New Apple VR Rumors Ignore Small Sales & Insiders Hesitant About VR

I definitely don’t want to get into the habit of dunking on seriously questionable Insider articles but, well, here we go again:

The original designer of Meta’s VR offering, Oculus, says Apple’s much-rumored rival metaverse headset [!!!] is “so good.”

Palmer Luckey, a billionaire who cofounded Oculus VR in 2012 and now leads defense-tech startup Anduril, made the bold claim in a tweet on Sunday, suggesting he had tried out the iPhone maker’s next-generation hardware…
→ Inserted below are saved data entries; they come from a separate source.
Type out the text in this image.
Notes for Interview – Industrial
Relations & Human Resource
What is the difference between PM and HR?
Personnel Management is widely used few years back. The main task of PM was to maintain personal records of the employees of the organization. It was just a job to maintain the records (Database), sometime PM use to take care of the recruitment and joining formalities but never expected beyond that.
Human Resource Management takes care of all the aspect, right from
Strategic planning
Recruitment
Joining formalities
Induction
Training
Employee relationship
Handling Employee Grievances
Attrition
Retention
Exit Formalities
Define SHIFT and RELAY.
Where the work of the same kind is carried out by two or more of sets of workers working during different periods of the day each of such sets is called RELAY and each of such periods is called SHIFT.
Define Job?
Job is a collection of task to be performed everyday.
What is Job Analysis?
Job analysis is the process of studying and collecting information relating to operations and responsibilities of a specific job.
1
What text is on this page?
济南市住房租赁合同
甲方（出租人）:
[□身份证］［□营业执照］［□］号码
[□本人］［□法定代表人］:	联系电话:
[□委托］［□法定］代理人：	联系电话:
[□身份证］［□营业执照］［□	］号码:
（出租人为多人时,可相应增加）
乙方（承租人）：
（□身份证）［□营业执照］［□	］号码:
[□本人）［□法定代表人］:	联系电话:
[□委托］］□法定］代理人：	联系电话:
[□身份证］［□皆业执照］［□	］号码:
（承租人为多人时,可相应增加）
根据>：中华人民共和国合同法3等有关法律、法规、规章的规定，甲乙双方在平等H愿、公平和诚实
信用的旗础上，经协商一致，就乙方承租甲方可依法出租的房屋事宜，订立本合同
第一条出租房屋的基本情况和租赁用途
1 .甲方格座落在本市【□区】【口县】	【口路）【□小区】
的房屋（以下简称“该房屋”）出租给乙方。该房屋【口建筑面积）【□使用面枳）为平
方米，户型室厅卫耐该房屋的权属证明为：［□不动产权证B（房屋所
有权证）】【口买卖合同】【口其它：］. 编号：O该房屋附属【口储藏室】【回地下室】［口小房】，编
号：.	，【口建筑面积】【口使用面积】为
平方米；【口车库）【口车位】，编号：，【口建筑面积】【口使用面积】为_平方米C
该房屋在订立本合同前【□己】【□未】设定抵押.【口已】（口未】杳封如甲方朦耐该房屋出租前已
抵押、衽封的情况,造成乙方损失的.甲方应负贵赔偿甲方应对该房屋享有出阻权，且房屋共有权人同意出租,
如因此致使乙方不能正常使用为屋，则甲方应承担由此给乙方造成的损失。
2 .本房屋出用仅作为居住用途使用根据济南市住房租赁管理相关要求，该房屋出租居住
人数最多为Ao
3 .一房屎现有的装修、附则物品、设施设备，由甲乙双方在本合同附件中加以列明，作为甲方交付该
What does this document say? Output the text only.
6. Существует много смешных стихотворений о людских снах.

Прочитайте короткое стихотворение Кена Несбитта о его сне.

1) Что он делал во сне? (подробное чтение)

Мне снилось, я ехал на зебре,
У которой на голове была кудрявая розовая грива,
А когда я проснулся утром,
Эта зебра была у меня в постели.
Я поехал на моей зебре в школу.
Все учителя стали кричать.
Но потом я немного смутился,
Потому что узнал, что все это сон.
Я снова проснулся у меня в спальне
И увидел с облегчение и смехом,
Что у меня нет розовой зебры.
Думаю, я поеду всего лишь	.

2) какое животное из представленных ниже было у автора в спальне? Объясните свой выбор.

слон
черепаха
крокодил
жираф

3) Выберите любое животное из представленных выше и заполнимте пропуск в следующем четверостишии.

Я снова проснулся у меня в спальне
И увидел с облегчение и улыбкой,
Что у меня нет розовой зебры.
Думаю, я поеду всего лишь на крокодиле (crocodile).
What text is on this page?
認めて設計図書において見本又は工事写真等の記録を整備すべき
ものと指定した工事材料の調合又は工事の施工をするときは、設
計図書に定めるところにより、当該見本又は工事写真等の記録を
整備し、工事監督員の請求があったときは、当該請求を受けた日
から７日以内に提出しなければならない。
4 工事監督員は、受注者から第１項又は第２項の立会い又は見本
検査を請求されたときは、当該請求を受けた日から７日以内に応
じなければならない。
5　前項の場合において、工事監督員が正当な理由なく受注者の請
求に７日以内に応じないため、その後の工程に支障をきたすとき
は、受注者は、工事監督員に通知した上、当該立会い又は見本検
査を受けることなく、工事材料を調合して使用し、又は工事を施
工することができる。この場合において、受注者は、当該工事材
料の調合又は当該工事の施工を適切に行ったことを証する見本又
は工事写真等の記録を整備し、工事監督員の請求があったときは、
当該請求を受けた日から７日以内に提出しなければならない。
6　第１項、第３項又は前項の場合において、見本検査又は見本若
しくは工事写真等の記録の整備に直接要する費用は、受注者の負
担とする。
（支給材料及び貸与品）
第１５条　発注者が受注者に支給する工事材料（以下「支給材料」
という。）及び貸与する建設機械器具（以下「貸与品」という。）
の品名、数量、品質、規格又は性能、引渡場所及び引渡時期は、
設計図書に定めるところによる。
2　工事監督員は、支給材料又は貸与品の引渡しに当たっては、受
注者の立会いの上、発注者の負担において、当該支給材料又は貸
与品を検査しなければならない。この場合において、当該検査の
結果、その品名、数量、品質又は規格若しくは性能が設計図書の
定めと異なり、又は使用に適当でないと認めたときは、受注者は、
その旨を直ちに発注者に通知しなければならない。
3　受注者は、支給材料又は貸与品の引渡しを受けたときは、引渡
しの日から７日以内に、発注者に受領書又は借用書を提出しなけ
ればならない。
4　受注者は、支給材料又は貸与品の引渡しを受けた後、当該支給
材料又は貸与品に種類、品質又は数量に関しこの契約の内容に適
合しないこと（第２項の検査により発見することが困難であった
Industry watchers are expecting the tech giant to debut its metaverse project in June at its Worldwide Developers Conference (WWDC), particularly after the company made a quiet announcement about its iPad last week that would typically be saved for the conference.

First off:

A VR headset.

Is not.

The Metaverse.

It is definitely not a “metaverse project”.

It’s not even a necessary component of the Metaverse. VR HMDs are but one of many devices to access a metaverse platform.

It’s like calling a new iPhone with updated 3D graphics a “metaverse project” — in fact, that would actually be somewhat more accurate, since vastly vastly more people use smartphones to access metaverse platforms, than do so in VR.

Anyway, the real issue here is, first of all, taking away the wrong lesson of the Oculus Quest. As anyone who follows Meta’s earnings reports can tell you, Quest sales remain slow — the install base remains small, not yet even 20 million.

The other problem is putting more stock in what Oculus’ founder (who no longer works in VR) says about Apple’s VR headset — while ignoring what people actually working at Apple say. As I blogged a couple months ago, citing a Times report and an insider I interviewed for my book:

[As] the company prepares to introduce the headset in June, enthusiasm at Apple has given way to skepticism, said eight current and former employees, who requested anonymity because of Apple’s policies against speaking about future products. There are concerns about the device’s roughly $3,000 price [emph mine!], doubts about its utility and worries about its unproven market…

I’m also unsurprised there’s reported dissent at Apple, because I’ve heard implicit objections around XR myself while preparing my book.

For instance, an insider at Apple I spoke to echoed dana boyd’s concern that VR may be inherently biased to be difficult for females to use…

While declining to mention anything about Apple’s official roadmap, this insider said: “Apple is a very thoughtful company and they will only get into a space if they think they can do a good job of it.” 

That suggests a highly mass market product — as in, most of the population — which VR and metaverse platforms are not.

“There’s a lot of people who think Second Life is magical,” as they put it to me. “There’s a lot of people who go. ‘I would never do that.’ And so typically, if you want to make a really broad base consumer product, you want to find something that almost everybody feels is magical.”

None of our conversation suggested Apple is leaping into XR or the Metaverse.  

That in mind, I would not be surprised if Apple does announce its XR headset next month — but positioned as an experimental or a pricey niche/enterprise product, as opposed to a consumer product like the Quest. We will see.